Date: Fri, 5 Nov 2010 23:09:21 -0700 (PDT)
https://bugs.wireshark.org/bugzilla/show_bug.cgi?id=5370

--- Comment #7 from Márton Németh <nm127@xxxxxxxxxxx> 2010-11-05 23:09:15 PDT ---
(In reply to comment #6)
>  - what happens if the capture file which contains caputred USB packets on
> little-endian computer is transfered to a big-endian computer and opened there
> in Wireshark?
> 
> Most of the Linux pseudo-header is byte-swapped by the Wiretap code, so that
> most of the fields in the Linux pseudo-header are in the byte order appropriate
> for the host reading the file.
> 
> The fields in the data[8] portion of the pseudo-header are *NOT* modified in
> any fashion, so any multi-byte quantities put there by host code, rather than
> being copied from the (little-endian, I think) USB setup information, will be
> in the byte order of the host that *wrote* the file.

I had a closer look: the struct linux_usb_phdr can be found in
http://anonsvn.wireshark.org/viewvc/trunk/wiretap/pcap-common.c?view=markup and
the byte swapping happens in pcap_process_linux_usb_pseudoheader() in the same
file. The function pcap_process_linux_usb_pseudoheader() has a gboolean
byte_swapped parameter which is used to decide whether swapping is necessary or
not.

> The same is true of the isochronous descriptors - they are *NOT* examined, and
> *NOT* byte-swapped, by the Wiretap code.
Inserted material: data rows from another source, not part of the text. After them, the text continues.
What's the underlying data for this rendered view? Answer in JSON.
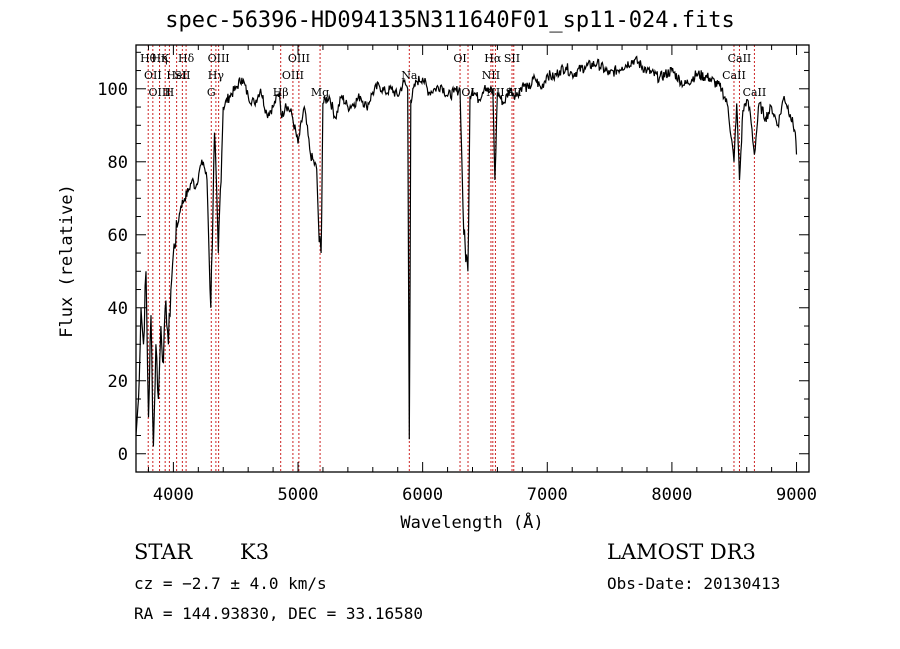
{
  "chart_data": {
    "type": "line",
    "title": "spec-56396-HD094135N311640F01_sp11-024.fits",
    "xlabel": "Wavelength (Å)",
    "ylabel": "Flux (relative)",
    "xlim": [
      3700,
      9100
    ],
    "ylim": [
      -5,
      112
    ],
    "x_ticks": [
      4000,
      5000,
      6000,
      7000,
      8000,
      9000
    ],
    "y_ticks": [
      0,
      20,
      40,
      60,
      80,
      100
    ],
    "x_tick_labels": [
      "4000",
      "5000",
      "6000",
      "7000",
      "8000",
      "9000"
    ],
    "y_tick_labels": [
      "0",
      "20",
      "40",
      "60",
      "80",
      "100"
    ],
    "series": [
      {
        "name": "flux",
        "x": [
          3700,
          3720,
          3740,
          3760,
          3780,
          3800,
          3820,
          3840,
          3860,
          3880,
          3900,
          3920,
          3940,
          3960,
          3980,
          4000,
          4030,
          4060,
          4090,
          4120,
          4150,
          4180,
          4210,
          4240,
          4270,
          4300,
          4330,
          4360,
          4400,
          4450,
          4500,
          4550,
          4600,
          4650,
          4700,
          4750,
          4800,
          4850,
          4870,
          4900,
          4950,
          5000,
          5050,
          5100,
          5150,
          5170,
          5185,
          5200,
          5250,
          5300,
          5350,
          5400,
          5450,
          5500,
          5550,
          5600,
          5650,
          5700,
          5750,
          5800,
          5850,
          5880,
          5893,
          5905,
          5950,
          6000,
          6050,
          6100,
          6150,
          6200,
          6250,
          6300,
          6330,
          6363,
          6380,
          6400,
          6450,
          6500,
          6530,
          6563,
          6580,
          6600,
          6650,
          6700,
          6750,
          6800,
          6850,
          6900,
          6950,
          7000,
          7050,
          7100,
          7150,
          7200,
          7300,
          7400,
          7500,
          7600,
          7700,
          7800,
          7900,
          8000,
          8100,
          8200,
          8300,
          8400,
          8450,
          8498,
          8520,
          8542,
          8570,
          8600,
          8630,
          8662,
          8700,
          8750,
          8800,
          8850,
          8900,
          8950,
          8990,
          9000
        ],
        "y": [
          5,
          15,
          40,
          30,
          50,
          10,
          38,
          2,
          30,
          15,
          35,
          25,
          42,
          30,
          45,
          55,
          62,
          68,
          70,
          72,
          75,
          73,
          78,
          80,
          75,
          40,
          88,
          55,
          95,
          98,
          100,
          103,
          98,
          96,
          100,
          93,
          95,
          99,
          92,
          96,
          93,
          85,
          95,
          82,
          78,
          58,
          55,
          96,
          98,
          92,
          98,
          95,
          96,
          98,
          95,
          99,
          101,
          99,
          100,
          98,
          102,
          100,
          4,
          97,
          102,
          103,
          99,
          100,
          101,
          98,
          99,
          100,
          60,
          50,
          98,
          100,
          97,
          101,
          99,
          100,
          75,
          99,
          96,
          100,
          98,
          101,
          100,
          103,
          100,
          104,
          103,
          105,
          106,
          104,
          106,
          107,
          104,
          106,
          108,
          105,
          103,
          105,
          101,
          104,
          103,
          100,
          95,
          80,
          96,
          75,
          94,
          97,
          93,
          82,
          96,
          92,
          95,
          90,
          98,
          93,
          88,
          82
        ]
      }
    ],
    "lines": [
      {
        "wl": 3798,
        "labels": [
          {
            "text": "Hθ",
            "row": 1
          }
        ]
      },
      {
        "wl": 3835,
        "labels": [
          {
            "text": "OII",
            "row": 2
          }
        ]
      },
      {
        "wl": 3889,
        "labels": [
          {
            "text": "Hη",
            "row": 1
          },
          {
            "text": "OIII",
            "row": 3
          }
        ]
      },
      {
        "wl": 3934,
        "labels": [
          {
            "text": "K",
            "row": 1
          }
        ]
      },
      {
        "wl": 3968,
        "labels": [
          {
            "text": "H",
            "row": 3
          }
        ]
      },
      {
        "wl": 4026,
        "labels": [
          {
            "text": "HeI",
            "row": 2
          }
        ]
      },
      {
        "wl": 4072,
        "labels": [
          {
            "text": "SII",
            "row": 2
          }
        ]
      },
      {
        "wl": 4102,
        "labels": [
          {
            "text": "Hδ",
            "row": 1
          }
        ]
      },
      {
        "wl": 4304,
        "labels": [
          {
            "text": "G",
            "row": 3
          }
        ]
      },
      {
        "wl": 4341,
        "labels": [
          {
            "text": "Hγ",
            "row": 2
          }
        ]
      },
      {
        "wl": 4363,
        "labels": [
          {
            "text": "OIII",
            "row": 1
          }
        ]
      },
      {
        "wl": 4861,
        "labels": [
          {
            "text": "Hβ",
            "row": 3
          }
        ]
      },
      {
        "wl": 4959,
        "labels": [
          {
            "text": "OIII",
            "row": 2
          }
        ]
      },
      {
        "wl": 5007,
        "labels": [
          {
            "text": "OIII",
            "row": 1
          }
        ]
      },
      {
        "wl": 5177,
        "labels": [
          {
            "text": "Mg",
            "row": 3
          }
        ]
      },
      {
        "wl": 5893,
        "labels": [
          {
            "text": "Na",
            "row": 2
          }
        ]
      },
      {
        "wl": 6300,
        "labels": [
          {
            "text": "OI",
            "row": 1
          }
        ]
      },
      {
        "wl": 6364,
        "labels": [
          {
            "text": "OI",
            "row": 3
          }
        ]
      },
      {
        "wl": 6548,
        "labels": [
          {
            "text": "NII",
            "row": 2
          }
        ]
      },
      {
        "wl": 6563,
        "labels": [
          {
            "text": "Hα",
            "row": 1
          }
        ]
      },
      {
        "wl": 6584,
        "labels": [
          {
            "text": "NII",
            "row": 3
          }
        ]
      },
      {
        "wl": 6717,
        "labels": [
          {
            "text": "SII",
            "row": 1
          }
        ]
      },
      {
        "wl": 6731,
        "labels": [
          {
            "text": "SII",
            "row": 3
          }
        ]
      },
      {
        "wl": 8498,
        "labels": [
          {
            "text": "CaII",
            "row": 2
          }
        ]
      },
      {
        "wl": 8542,
        "labels": [
          {
            "text": "CaII",
            "row": 1
          }
        ]
      },
      {
        "wl": 8662,
        "labels": [
          {
            "text": "CaII",
            "row": 3
          }
        ]
      }
    ]
  },
  "info": {
    "class": "STAR",
    "subclass": "K3",
    "survey": "LAMOST DR3",
    "cz": "cz = −2.7 ± 4.0 km/s",
    "obs_date": "Obs-Date: 20130413",
    "coords": "RA = 144.93830, DEC =  33.16580"
  }
}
As far as I understand there are two cases to handle when reading isochronous
descriptors:
 - when the capture happens or was saved on an architecture with same
endianness as the currently running one then the values are in host-endian
format.
 - when the capture file was transfered from a computer with different
endianness then the dissector needs to byte swap the values which are not
handled by the Wiretap code.

How is it possible to distinguish between these two cases in a dissector? Is
there already a tvb_get*() function which can distinguish between the two cases
and return the values in the host byte order?

(The function tvb_get_ntohl() suggested in comment #4 does a
Network-to-host-order conversion but I think here something else is needed.)